Archaeologists Jason Ur and Tony Wilkinson at the University of Chicago’s Oriental Institute reported in March that Corona images of the Upper Kha-bu-r basin in northeastern Syria, near the borders of Turkey and Iraq, reveal a vast network of previously unseen early Bronze Age roadways. The constant tread of people and livestock beat the routes into the ground 5,000 years ago when the Upper Kha-bu-r basin was part of northern Mesopotamia. From ground level, the remnants of the pathways are too wide (about 200 to 400 feet) and too shallow (one to two feet) to be recognizable. But they are clearly visible in the satellite photos and suggest that early Bronze Age settlements relied on intensive food production in surrounding fields.

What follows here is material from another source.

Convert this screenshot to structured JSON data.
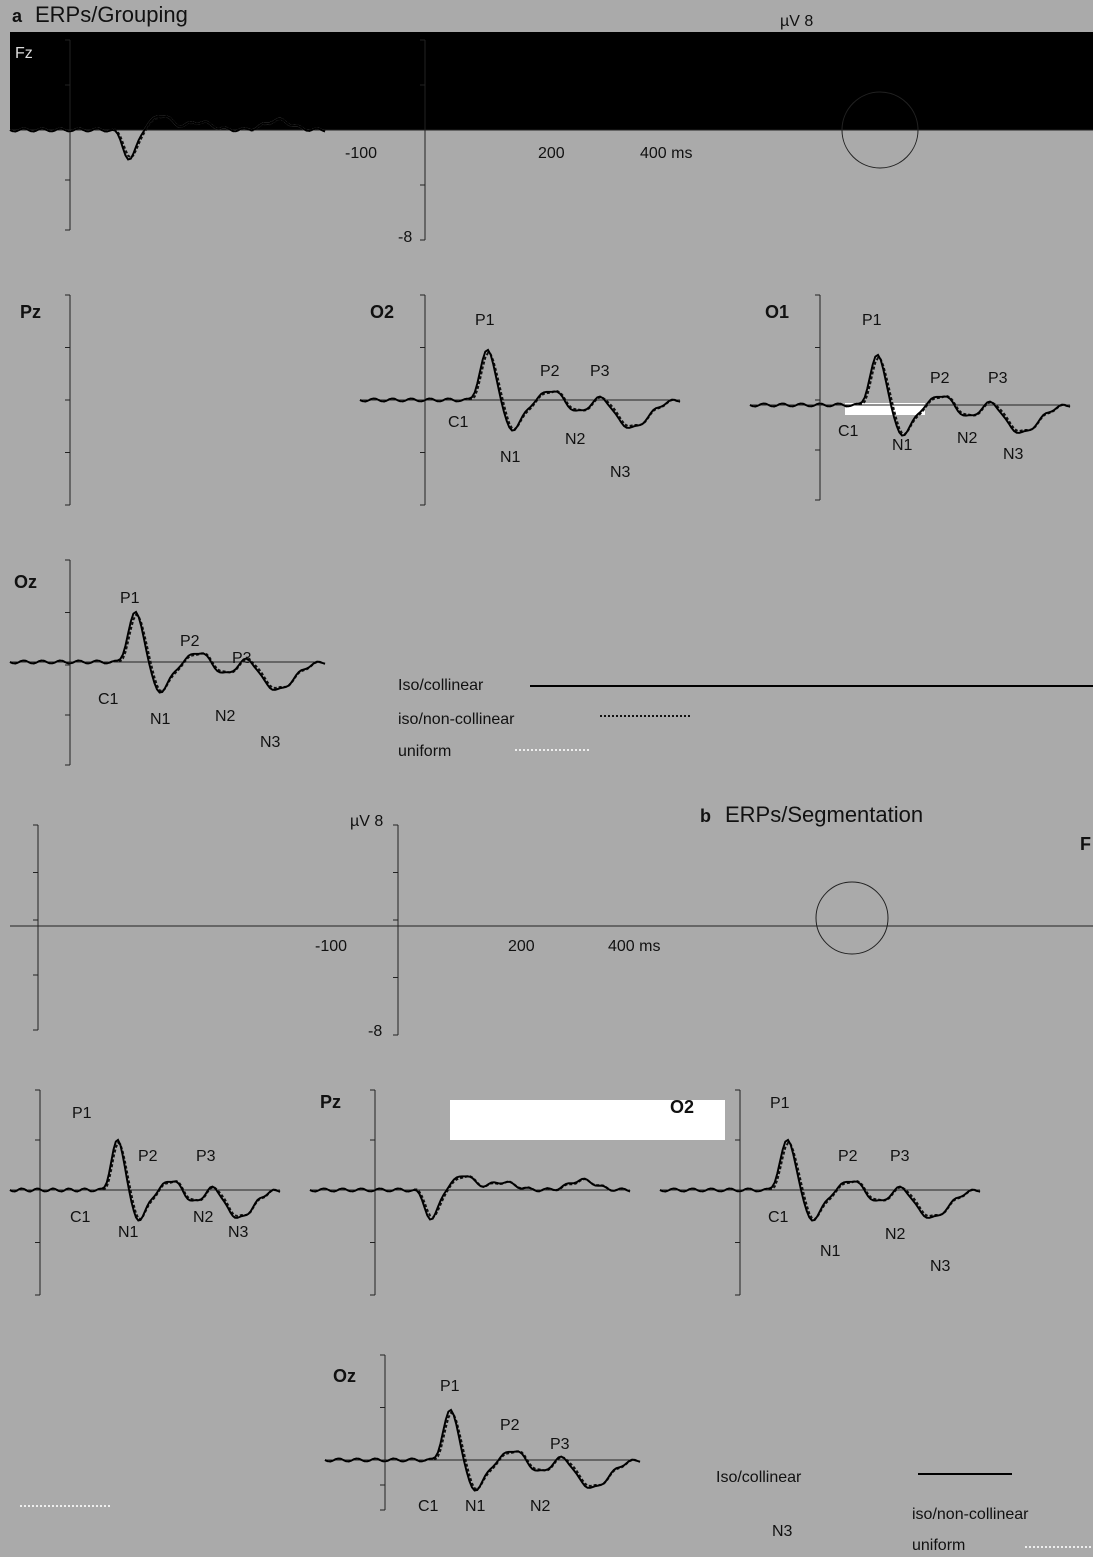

Ur, the principal author of the study, says the extensive road system points to “a far more integrated agricultural economy than anyone had recognized.”

Michael W. Robbins

Donner Party Cannibalism Site Unearthed

In August archaeologists unearthed a hearth with charcoal and burned bones that could prove to be the first physical evidence of cannibalism by the Donner Party, a doomed group of Wild West pioneers who set out in 1846 from Illinois in ox-drawn wagons, bound for California. After battling the horrendous heat of the Utah desert, the party headed through the Sierra Nevada, where they were trapped after being caught in an October blizzard. Legend has it that members of the Donner Party who survived the long winter did so only because they “made meat of the dead bodies of their companions,” as the California Star reported in 1847. A team led by Julie Schablitsky, an archaeologist with the University of Oregon, searched the Alder Creek area 30 miles west of Reno, Nevada, and located a site where they suspect the Donner family had camped out for five months. Artifacts excavated at the site include a belt buckle, broken dishes, and a brass link from a delicate chain, “like a woman’s necklace,” says Schablitsky. “This indicates a female presence in the camp, which would not be the case if it had belonged to miners or hunters.” The critical piece of evidence is a bone fragment that bears the marks of a bowie knife or cleaver. Lab tests are now being conducted on the bone, which Schablitsky suspects is from a human arm or leg that was butchered and then cooked.

Annette Foglino

Ice Age Cave Art Unveiled in Britain

The scene was Nottinghamshire, best known for Robin Hood and Sherwood Forest. In April Oxford archaeologist Paul Pettitt and two colleagues—Paul Bahn, one of Britain’s leading Ice Age art specialists, and Sergio Ripoll, an archaeologist at the National University of Distance Learning in Madrid—descended into a cave at Nottinghamshire’s Creswell Crags, a limestone gorge frequented by Ice Age hunters. Perched atop ladders, the researchers examined the walls with oblique lights, specially designed to detect faint marks, and began to make out graceful, sweeping lines incised into the rock. It was the first discovery of Ice Age art in Britain: a beautiful engraving of an ibex, a sort of prehistoric goat. “There has not been a single bone of an ibex found in Great Britain.” says Pettitt. “You would have had to go to Belgium, Germany, or the Pyrenees to find one.”

The scientists also found a dozen other wall engravings, mostly of birds. The Creswell Crags art is estimated to be about 14,000 years old, although a more precise date for the engravings awaits testing of the stalactite crusts that surround them. In the meantime, the archaeologists continue to speculate on why the images were drawn. “Ninety-five percent of Ice Age art is animal representations,” says Pettitt. “Some of it may have functioned to assist the hunt, particularly where the animals appear to be attacked.” Perhaps, he concludes, tongue in cheek, “some of these drawings were humankind’s first menus.”